Dennis’ very life has been a challenge to conventional wisdom. He seems to completely inhabit the quasi-vagrant, slippers-dragging, towel-shouldered Sprangalang persona he invented. But he comes from an educated middle-class family: his father was vice-principal of Naparima College, its Classics master, teaching Latin and Greek. And Dennis himself draws on a rare store of knowledge he carefully garners. You can’t predict which direction his mind will take at any given moment.
Maharaj confessed to always being a bit intimidated by Hall, but when, on one occasion, he defended her in a production meeting, she realised that “inside the vagrant persona was a knight in shining armor”, ready to stand up for whoever and whatever he thought was right.
His mind was lightning quick: he would silence hecklers as easily as he would take clever swipes at cultural promoters who profited off of artists like himself, but never gave them their due.

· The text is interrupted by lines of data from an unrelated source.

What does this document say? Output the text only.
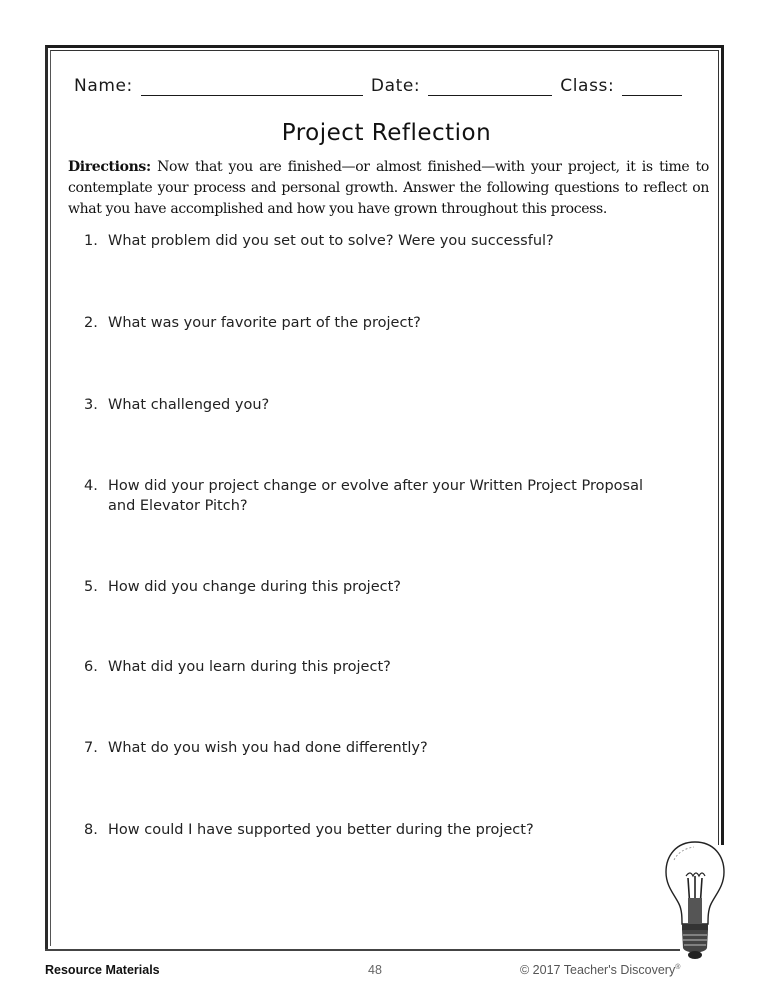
Name:	Date:	Class:
Project Reflection
Directions: Now that you are finished—or almost finished—with your project, it is time to contemplate your process and personal growth. Answer the following questions to reflect on what you have accomplished and how you have grown throughout this process.
1. What problem did you set out to solve? Were you successful?
2. What was your favorite part of the project?
3. What challenged you?
4. How did your project change or evolve after your Written Project Proposal and Elevator Pitch?
5. How did you change during this project?
6. What did you learn during this project?
7. What do you wish you had done differently?
8. How could I have supported you better during the project?
Resource Materials	48	© 2017 Teacher's Discovery®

In that vein, writer and activist Tillah Willah wrote of his passing:
The full story of Sprang’s contribution has not been told and so we grasp the few fragments of his genius that can be found online. And in the absence of a nine nights we seek out those timelines that have stories of encounters with this giant of a man. […]
Imagine, if models like Gayelle and Banyan had been given the support to thrive, what could have been. Every death is an unknowing, every loss is a library burnt to the ground by our piecemeal and contemptuous approach to legacy preservation. How many young people under 20 know Sprang’s name or see the connection between their generation and people like him? Who cares about finding new ways to make this information accessible? Who is paying to digitise the archives? What a wealth of information that is at risk, under threat, that we continue to deem unworthy of our oil and gas millions. Meanwhile the same institutions that refuse to invest in heritage preservation are circling cobos [vultures] wailing about lost icons. […] It’s like losing him twice.
Those who did understand the full measure of Sprangalang’s legacy, however, deeply mourned the loss. His longtime friend, sound engineer Robin Foster, posted a tender farewell:
Thank you for the pure joy of all the laughs, all the roaming Trinidad talking shit and limin’ [hanging out]. Thanks for all the Kaiso [calypso] and cultural stories. Thanks for single handedly keeping T&T [Trinidad and Tobago] sayings and language alive. Thanks for the archiving of Trini music and stories. Thanks for keeping up all the Oral traditions and the social [commentary]. But most or all Thank you for being my friend. Keep Looking up Dennis, Walk Good.